Getting through the backlog can take years.
Chouinard has been waiting for the past five. But last month, she learned her wait will soon be over.
Half of Nunavut lives in social housing, many of the units overcrowded.
"I've seen as high as 22 people staying in a three-bedroom unit that was 1,200 square feet," said Lori Kimball, the president and CEO of the Nunavut Housing Corporation.
Right now, there are 2,313 households on the waiting list to get into social housing, though Kimball estimates the need is much higher. Many don't bother applying, she says, because of the severe shortage.
I've seen as high as 22 people staying in a three-bedroom unit that was 1,200 square feet.- Lori Kimball, president and CEO, Nnavut Housing Corporation
"They just don't exist," she said.
"There's not enough roofs to house everybody in Nunavut."
She estimates that meeting the demand will take more than $1 billion.
The executive director at the men's shelter in Iqaluit sees many come through the doors who have spent years waiting.
"We've had clients here for as long as 10 years who have been on the waiting list for housing as long as that," Doug Cox said.
The shelter has 20 beds but usually sleeps 25. The hallway is crammed with bags of clothing and other belongings of the men who frequent it.
"Most of them have become uncomfortably satisfied to just wait, knowing that the chances are very slim that they'll ever get a place," Cox said.
Not enough money
In 2013, the federal government announced $100 million to add to the more than 5,000 public housing units that already exist in the territory.
"We're just wrapping up those units now," Kimball said. The 213 units are expected to open within the year.
"We didn't get an announcement last spring. We were hoping to. Which means next summer there's really nothing going to be built other than what the Government of Nunavut can afford to build, which is a much, much smaller number of units."
This year, the territory committed $10 million towards building public housing units.

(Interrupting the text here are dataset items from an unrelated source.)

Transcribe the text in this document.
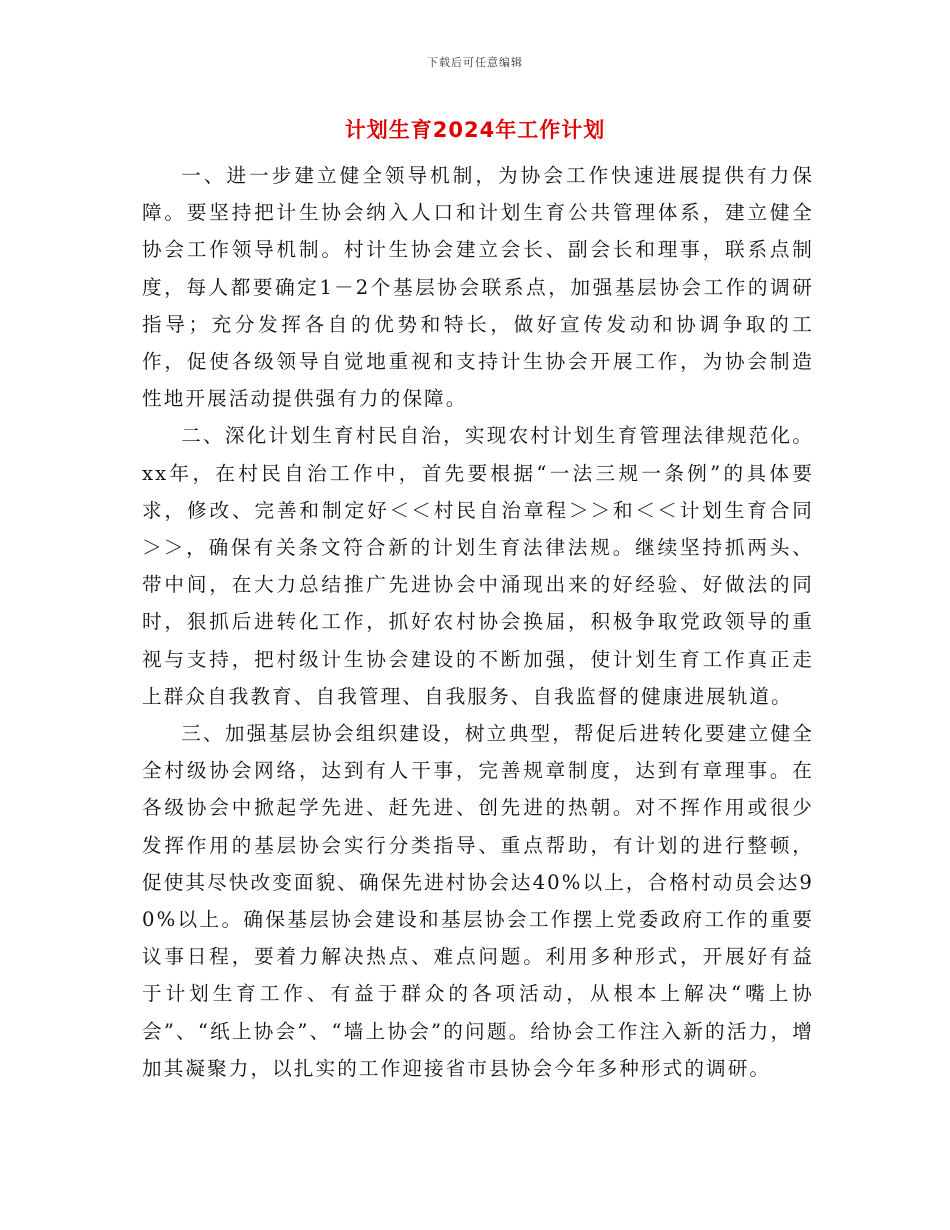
下载后可任意编辑
计划生育2024年工作计划

一、进一步建立健全领导机制，为协会工作快速进展提供有力保障。要坚持把计生协会纳入人口和计划生育公共管理体系，建立健全协会工作领导机制。村计生协会建立会长、副会长和理事，联系点制度，每人都要确定1－2个基层协会联系点，加强基层协会工作的调研指导；充分发挥各自的优势和特长，做好宣传发动和协调争取的工作，促使各级领导自觉地重视和支持计生协会开展工作，为协会制造性地开展活动提供强有力的保障。

二、深化计划生育村民自治，实现农村计划生育管理法律规范化。xx年，在村民自治工作中，首先要根据“一法三规一条例”的具体要求，修改、完善和制定好＜＜村民自治章程＞＞和＜＜计划生育合同＞＞，确保有关条文符合新的计划生育法律法规。继续坚持抓两头、带中间，在大力总结推广先进协会中涌现出来的好经验、好做法的同时，狠抓后进转化工作，抓好农村协会换届，积极争取党政领导的重视与支持，把村级计生协会建设的不断加强，使计划生育工作真正走上群众自我教育、自我管理、自我服务、自我监督的健康进展轨道。

三、加强基层协会组织建设，树立典型，帮促后进转化要建立健全全村级协会网络，达到有人干事，完善规章制度，达到有章理事。在各级协会中掀起学先进、赶先进、创先进的热朝。对不挥作用或很少发挥作用的基层协会实行分类指导、重点帮助，有计划的进行整顿，促使其尽快改变面貌、确保先进村协会达40%以上，合格村动员会达90%以上。确保基层协会建设和基层协会工作摆上党委政府工作的重要议事日程，要着力解决热点、难点问题。利用多种形式，开展好有益于计划生育工作、有益于群众的各项活动，从根本上解决“嘴上协会”、“纸上协会”、“墙上协会”的问题。给协会工作注入新的活力，增加其凝聚力，以扎实的工作迎接省市县协会今年多种形式的调研。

With an average cost of a unit $400,000, it's only enough to cover a fraction of the need.
"You can't build it if you don't have the money to pay for it."

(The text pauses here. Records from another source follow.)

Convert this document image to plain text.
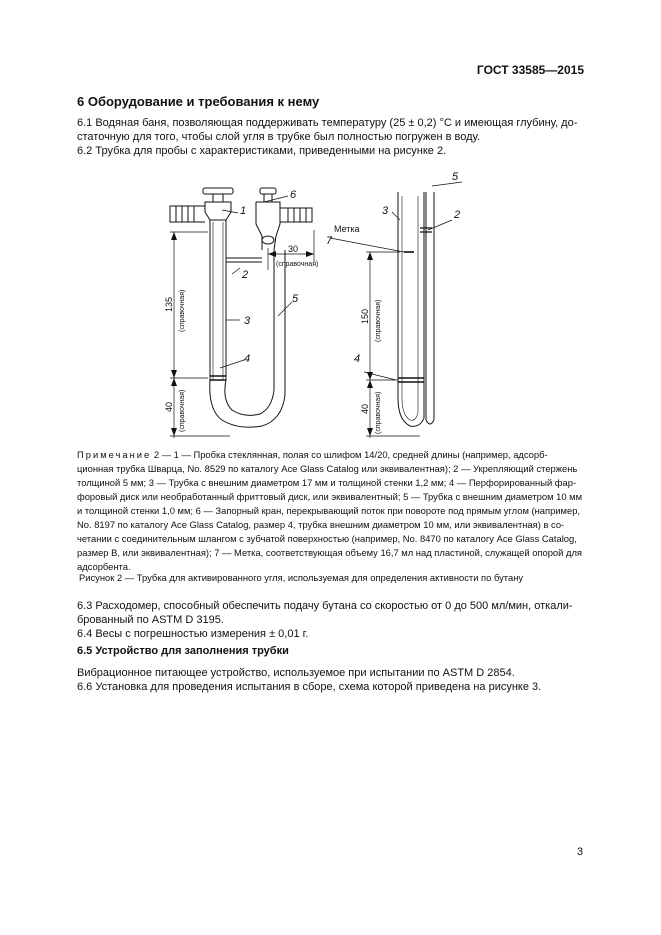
ГОСТ 33585—2015
6 Оборудование и требования к нему
6.1 Водяная баня, позволяющая поддерживать температуру (25 ± 0,2) °С и имеющая глубину, до-
статочную для того, чтобы слой угля в трубке был полностью погружен в воду.
6.2 Трубка для пробы с характеристиками, приведенными на рисунке 2.
1
6
2
3
4
5
7
3
5
2
4
Метка
30
(справочная)
135 (справочная)
40 (справочная)
150 (справочная)
40 (справочная)
Примечание 2 — 1 — Пробка стеклянная, полая со шлифом 14/20, средней длины (например, адсорб-
ционная трубка Шварца, No. 8529 по каталогу Ace Glass Catalog или эквивалентная); 2 — Укрепляющий стержень
толщиной 5 мм; 3 — Трубка с внешним диаметром 17 мм и толщиной стенки 1,2 мм; 4 — Перфорированный фар-
форовый диск или необработанный фриттовый диск, или эквивалентный; 5 — Трубка с внешним диаметром 10 мм
и толщиной стенки 1,0 мм; 6 — Запорный кран, перекрывающий поток при повороте под прямым углом (например,
No. 8197 по каталогу Ace Glass Catalog, размер 4, трубка внешним диаметром 10 мм, или эквивалентная) в со-
четании с соединительным шлангом с зубчатой поверхностью (например, No. 8470 по каталогу Ace Glass Catalog,
размер B, или эквивалентная); 7 — Метка, соответствующая объему 16,7 мл над пластиной, служащей опорой для
адсорбента.
Рисунок 2 — Трубка для активированного угля, используемая для определения активности по бутану
6.3 Расходомер, способный обеспечить подачу бутана со скоростью от 0 до 500 мл/мин, откали-
брованный по ASTM D 3195.
6.4 Весы с погрешностью измерения ± 0,01 г.
6.5 Устройство для заполнения трубки
Вибрационное питающее устройство, используемое при испытании по ASTM D 2854.
6.6 Установка для проведения испытания в сборе, схема которой приведена на рисунке 3.
3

The ideal scenario says Kimball is a long-term funding commitment from the federal government to develop a 20-year plan that would see the territory build 200 housing units a year.
"We can build that many units per year, logistically. We need the money," Kimball said.
Since the spring, Chouinard has been temporarily house-sitting at a friend's place, living with her daughter and two grandchildren.
Last month she found out she'll soon have a place of her own.
After years of battling drug and alcohol addictions, suicide attempts and years without a home, this woman who owns almost nothing is finally going to get an apartment.
"I don't mind about the furniture," she said.
"I just want my house keys. That's it."